I understand how to use Gauss's law to calculate the electric field at some point for say a sphere with charge distributed uniformly in it. I am bit confused, though, about calculating the electric field at some point for a non-uniform charge distribution.

For example, say that I have a spherically symmetric negative charge distribution around the origin of my reference frame, with charge density p(r) given by -0.5e^(-r), where r is the distance from the origin (IE, the radius of a given sphere) (so, p(0) = -0.5 and p(1) ~ -0.2). If I wanted to calculate the magnitude of the electric field vector at some radius r, how would I do this?

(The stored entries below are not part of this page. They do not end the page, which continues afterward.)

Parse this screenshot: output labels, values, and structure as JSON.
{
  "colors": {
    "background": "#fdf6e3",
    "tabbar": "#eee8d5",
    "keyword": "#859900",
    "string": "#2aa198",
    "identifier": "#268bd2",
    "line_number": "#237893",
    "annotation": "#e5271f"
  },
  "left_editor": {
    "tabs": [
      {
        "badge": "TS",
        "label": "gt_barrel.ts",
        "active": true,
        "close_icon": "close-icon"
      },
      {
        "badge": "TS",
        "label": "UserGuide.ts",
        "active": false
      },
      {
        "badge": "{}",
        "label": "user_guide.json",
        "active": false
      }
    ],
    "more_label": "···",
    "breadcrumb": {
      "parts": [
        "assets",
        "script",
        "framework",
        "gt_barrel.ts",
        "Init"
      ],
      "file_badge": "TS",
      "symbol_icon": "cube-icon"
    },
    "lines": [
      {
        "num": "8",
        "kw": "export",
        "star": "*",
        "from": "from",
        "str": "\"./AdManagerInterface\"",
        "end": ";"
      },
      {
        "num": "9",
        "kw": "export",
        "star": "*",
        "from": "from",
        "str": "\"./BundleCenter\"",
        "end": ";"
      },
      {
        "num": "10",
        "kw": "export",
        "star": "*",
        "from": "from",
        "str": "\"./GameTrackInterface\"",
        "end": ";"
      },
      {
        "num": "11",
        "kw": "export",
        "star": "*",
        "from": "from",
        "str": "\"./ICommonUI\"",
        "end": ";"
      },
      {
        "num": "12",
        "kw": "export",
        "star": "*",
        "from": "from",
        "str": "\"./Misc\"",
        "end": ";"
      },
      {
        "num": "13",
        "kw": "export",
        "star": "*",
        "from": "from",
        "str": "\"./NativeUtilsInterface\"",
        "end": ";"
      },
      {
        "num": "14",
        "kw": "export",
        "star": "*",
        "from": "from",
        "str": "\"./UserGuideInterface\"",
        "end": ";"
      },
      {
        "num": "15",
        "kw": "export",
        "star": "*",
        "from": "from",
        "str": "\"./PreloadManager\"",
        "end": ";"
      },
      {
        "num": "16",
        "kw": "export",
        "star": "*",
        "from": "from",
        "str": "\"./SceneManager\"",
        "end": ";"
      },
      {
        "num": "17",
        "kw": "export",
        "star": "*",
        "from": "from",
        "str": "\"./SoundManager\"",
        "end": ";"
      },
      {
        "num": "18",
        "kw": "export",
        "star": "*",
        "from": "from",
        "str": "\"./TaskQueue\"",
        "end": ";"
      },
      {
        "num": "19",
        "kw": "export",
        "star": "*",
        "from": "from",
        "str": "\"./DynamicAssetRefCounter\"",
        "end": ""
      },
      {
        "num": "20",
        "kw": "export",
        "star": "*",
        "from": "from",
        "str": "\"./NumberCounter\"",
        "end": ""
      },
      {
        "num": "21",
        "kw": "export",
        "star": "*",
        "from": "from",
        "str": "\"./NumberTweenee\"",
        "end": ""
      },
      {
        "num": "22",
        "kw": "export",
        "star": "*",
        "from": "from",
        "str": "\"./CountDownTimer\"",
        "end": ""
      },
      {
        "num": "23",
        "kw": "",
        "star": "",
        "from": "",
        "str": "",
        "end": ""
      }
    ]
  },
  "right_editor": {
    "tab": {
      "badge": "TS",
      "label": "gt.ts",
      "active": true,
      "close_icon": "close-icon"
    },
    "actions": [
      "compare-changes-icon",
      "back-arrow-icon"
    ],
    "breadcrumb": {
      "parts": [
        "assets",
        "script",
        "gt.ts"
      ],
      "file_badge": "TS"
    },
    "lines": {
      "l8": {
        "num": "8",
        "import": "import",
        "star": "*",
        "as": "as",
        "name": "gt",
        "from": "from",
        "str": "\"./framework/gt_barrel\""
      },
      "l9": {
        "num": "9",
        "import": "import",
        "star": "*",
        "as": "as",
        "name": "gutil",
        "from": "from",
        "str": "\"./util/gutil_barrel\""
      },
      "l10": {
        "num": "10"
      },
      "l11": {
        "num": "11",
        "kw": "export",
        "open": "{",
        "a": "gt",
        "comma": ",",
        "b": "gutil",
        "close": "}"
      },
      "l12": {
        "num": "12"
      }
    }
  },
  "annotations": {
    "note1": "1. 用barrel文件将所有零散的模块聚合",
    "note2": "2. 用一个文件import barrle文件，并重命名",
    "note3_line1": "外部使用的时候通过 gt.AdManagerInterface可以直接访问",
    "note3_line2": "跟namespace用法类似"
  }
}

Let's say I wrap up a portion of the charge distribution in a Gaussian sphere of radius r. The net flux through all tiles on this spherical Gaussian surface would be 4*pi*(r^2)*E, where E is the magnitude of the electric field at all points on the surface. Then, using Gauss's law and solving for E, I get

E = [k / (r^2)]Qenc(r)

Where Qenc(r) is the total charge enclosed by the closed surface at radius r. This is where I get stuck. Knowing the charge density function p(r) (in units C / m^3, let's say), how do I find the net enclosed charge by the sphere of radius r?

Any help would be appreciated.

2. Apr 9, 2006

### nrqed

By definition, the charge in a volume V is the integral of the volume charge density p over that volume, $q_{enc}= \int dV \rho$. In your case, it is obviously easier to work in spherical coordinates and since the charge density is independent of the angle, you simply get $q_{enc}= 4 \pi \int_0^R dr r^2 \rho(r)$ where R is the location of the point where you want to evaluate the E field.

(I am assuming that this point is inside the charged sphere. If the point is
outside of the sphere then you obviously integrate up to the radius of the sphere only)

Patrick

3. Apr 9, 2006

### durt

You'll have to integrate. Imagine thin spherical shells a distance $$r$$ from the origin of thickness $$dr$$.

4. Apr 9, 2006

### Signifier

Okay, so I have a spherical shell of radius r and thickness dr. The volume enclosed by this shell would be the surface area of the sphere multiplied by the thickness (?), or 4*pi*(r^2)*dr. The charge enclosed by this would then be 4*pi*(r^2)*p(r)*dr. Then, to get the net charge enclosed by all of these shells from radius r = 0 to radius r = R, I integrate this expression from 0 to R as nrqed has.

Thanks durt and nrqed, I get it now!